Tennessee would receive a capped funding amount for its Medicaid program under its Section 1115 waiver, and would be able to redirect a portion of any resulting cost savings to other health programs.
The HHS approved the proposal in the last days of the Trump administration for a 10-year period. Patient groups quickly filed a federal lawsuit challenging the approval, arguing that the public was not given an opportunity to comment, and that the proposal would weaken a Medicaid program that already fails to provide access to needed services.
The decision to open a new comment period shows that the Biden administration has significant doubts about the Tennessee demonstration, Rosenbaum said.
“This waiver would create significant cuts to the Tennessee Medicaid program, and I doubt the Biden administration likes what it sees,” she said. “It incentivizes the state to pursue extraordinary cuts in the program because it gets to share in the savings.”
The comment period will create a record that can be the basis for further action, she said. “The administration appears to want to be sure it has a record that reflects the sentiments about and evidence about such a severe curtailment of the program,” she said.
Right to Appeal
Ohio, South Carolina, and Utah have a right to appeal the HHS action to the HHS Departmental Appeals Board, but initial statements from officials in the states left it unclear whether there is much of an appetite left for a fight over work requirements.
Arkansas is the only state so far to have put up much of a struggle over its work requirements.

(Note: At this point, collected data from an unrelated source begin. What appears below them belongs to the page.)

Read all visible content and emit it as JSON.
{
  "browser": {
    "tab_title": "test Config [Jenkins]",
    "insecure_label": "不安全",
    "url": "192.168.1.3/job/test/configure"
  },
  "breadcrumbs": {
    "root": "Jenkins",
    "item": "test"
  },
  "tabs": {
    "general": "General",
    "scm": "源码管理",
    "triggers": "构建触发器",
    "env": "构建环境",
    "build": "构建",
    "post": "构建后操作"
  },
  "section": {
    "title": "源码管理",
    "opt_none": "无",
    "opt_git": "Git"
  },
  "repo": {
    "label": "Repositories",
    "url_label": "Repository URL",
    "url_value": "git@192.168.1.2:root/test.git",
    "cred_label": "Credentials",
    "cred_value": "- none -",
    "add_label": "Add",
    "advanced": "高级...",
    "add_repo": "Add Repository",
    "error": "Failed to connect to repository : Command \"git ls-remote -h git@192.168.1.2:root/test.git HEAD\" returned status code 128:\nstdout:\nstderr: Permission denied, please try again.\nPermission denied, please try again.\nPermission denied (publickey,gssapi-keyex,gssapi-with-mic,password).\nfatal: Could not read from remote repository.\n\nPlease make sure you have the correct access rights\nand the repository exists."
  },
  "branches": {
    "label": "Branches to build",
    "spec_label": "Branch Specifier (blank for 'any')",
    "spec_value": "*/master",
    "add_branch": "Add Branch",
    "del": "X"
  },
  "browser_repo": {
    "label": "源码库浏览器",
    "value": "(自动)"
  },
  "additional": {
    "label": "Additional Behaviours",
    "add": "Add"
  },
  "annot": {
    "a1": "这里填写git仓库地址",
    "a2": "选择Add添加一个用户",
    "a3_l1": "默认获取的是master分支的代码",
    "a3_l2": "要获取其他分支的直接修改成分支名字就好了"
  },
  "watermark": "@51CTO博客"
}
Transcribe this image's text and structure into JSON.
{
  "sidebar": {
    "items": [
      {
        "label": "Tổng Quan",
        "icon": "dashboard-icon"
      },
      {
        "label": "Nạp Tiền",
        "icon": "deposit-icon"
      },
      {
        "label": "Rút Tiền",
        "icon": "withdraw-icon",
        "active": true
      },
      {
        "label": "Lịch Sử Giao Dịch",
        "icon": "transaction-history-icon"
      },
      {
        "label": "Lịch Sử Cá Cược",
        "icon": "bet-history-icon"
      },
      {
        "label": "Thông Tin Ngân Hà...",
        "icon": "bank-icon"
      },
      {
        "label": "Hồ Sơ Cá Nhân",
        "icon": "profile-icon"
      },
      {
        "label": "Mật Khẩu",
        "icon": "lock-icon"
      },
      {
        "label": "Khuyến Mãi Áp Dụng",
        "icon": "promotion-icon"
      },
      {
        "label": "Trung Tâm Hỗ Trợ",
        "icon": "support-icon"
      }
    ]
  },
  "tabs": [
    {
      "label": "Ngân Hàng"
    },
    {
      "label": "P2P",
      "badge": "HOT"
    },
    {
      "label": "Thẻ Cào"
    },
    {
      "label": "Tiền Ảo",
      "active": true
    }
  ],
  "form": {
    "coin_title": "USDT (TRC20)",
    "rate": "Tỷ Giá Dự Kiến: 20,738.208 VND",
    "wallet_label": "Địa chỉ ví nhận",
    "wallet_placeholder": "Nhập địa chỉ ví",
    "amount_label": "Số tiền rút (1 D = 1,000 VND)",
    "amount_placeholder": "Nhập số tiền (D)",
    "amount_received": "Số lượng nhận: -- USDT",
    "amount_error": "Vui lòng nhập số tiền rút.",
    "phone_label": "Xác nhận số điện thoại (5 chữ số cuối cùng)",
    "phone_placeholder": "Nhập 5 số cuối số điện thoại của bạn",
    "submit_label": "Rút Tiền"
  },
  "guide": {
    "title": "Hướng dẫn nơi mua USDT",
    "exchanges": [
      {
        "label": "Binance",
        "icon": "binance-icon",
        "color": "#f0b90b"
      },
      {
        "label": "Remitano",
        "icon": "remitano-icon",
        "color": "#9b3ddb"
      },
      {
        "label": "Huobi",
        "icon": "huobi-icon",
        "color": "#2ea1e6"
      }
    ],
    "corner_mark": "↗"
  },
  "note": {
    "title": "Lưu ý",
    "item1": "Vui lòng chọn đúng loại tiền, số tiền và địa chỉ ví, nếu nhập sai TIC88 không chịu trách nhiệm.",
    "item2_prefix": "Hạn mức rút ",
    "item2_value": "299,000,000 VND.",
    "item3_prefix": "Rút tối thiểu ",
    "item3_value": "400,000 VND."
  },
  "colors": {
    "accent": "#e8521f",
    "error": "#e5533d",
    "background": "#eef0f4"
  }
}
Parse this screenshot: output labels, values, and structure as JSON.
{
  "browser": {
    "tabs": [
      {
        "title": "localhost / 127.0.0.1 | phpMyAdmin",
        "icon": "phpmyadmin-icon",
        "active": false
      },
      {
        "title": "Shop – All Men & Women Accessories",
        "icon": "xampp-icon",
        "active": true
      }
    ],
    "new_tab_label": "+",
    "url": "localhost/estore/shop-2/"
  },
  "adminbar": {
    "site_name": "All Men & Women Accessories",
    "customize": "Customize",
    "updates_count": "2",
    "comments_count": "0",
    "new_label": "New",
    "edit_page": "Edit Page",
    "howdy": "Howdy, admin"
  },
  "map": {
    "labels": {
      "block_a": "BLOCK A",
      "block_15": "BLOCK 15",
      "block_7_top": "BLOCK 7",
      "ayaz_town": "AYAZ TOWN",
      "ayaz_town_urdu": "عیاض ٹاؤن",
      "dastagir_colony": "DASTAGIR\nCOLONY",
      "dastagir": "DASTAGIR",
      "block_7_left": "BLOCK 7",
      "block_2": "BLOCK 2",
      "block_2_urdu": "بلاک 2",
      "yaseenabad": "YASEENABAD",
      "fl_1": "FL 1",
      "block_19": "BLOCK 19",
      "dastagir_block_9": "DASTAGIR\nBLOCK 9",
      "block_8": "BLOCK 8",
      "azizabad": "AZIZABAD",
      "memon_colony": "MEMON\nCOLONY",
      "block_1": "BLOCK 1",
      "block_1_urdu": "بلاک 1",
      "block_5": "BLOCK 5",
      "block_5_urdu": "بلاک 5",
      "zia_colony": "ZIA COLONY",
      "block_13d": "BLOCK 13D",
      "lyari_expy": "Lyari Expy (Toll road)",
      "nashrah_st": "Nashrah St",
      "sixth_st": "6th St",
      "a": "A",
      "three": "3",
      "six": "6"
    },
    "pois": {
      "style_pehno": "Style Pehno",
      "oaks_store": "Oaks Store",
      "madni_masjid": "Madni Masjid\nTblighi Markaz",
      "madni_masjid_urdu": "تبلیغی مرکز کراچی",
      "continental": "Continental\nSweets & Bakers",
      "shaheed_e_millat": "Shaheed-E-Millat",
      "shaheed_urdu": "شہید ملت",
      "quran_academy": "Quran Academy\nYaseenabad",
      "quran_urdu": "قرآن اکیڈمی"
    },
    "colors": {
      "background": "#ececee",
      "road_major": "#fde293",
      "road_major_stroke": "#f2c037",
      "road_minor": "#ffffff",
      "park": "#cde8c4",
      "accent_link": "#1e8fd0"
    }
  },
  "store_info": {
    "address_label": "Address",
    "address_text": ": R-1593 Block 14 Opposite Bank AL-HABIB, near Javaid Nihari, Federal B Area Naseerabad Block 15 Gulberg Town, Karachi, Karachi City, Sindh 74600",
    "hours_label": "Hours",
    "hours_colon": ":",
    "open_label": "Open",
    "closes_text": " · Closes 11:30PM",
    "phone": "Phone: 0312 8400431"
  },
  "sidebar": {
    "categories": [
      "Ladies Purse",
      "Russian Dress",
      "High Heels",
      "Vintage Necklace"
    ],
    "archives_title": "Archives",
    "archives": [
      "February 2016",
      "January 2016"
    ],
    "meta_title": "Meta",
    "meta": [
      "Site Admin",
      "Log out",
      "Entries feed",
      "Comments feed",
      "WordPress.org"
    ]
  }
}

It fought a lawsuit challenging its work requirements all the way to the U.S. Supreme Court, where the case remains on hold, and it launched an appeal of the HHS decision to withdraw approval for its work requirements.
But Arkansas’s recent application to renew its waiver, set to expire at the end of the year, appears to show that officials there see that the end of work requirements is inevitable.
That application, which was submitted to the Centers for Medicare and Medicare Services in late July, drops work requirements altogether, substituting in their place incentives aimed at encouraging work and other healthy behaviors.
A spokesman for the Utah Department of Health expressed skepticism about the possibility of an appeal, but said no decision had been made.
Ohio Gov. Mike DeWine (R) said in a statement he was disappointed with the decision, but didn’t address the issue of an appeal.
The South Carolina Department of Health appeared to leave open the possibility of an appeal in an Aug. 11 statement. “South Carolina is committed to exploring all options available in order to implement its Healthy Connections Community Engagement Initiative. The South Carolina Department of Health and Human Services will continue to explore this and other opportunities to achieve this initiative’s goal to promote better health outcomes and financial independence for South Carolinians,” it said.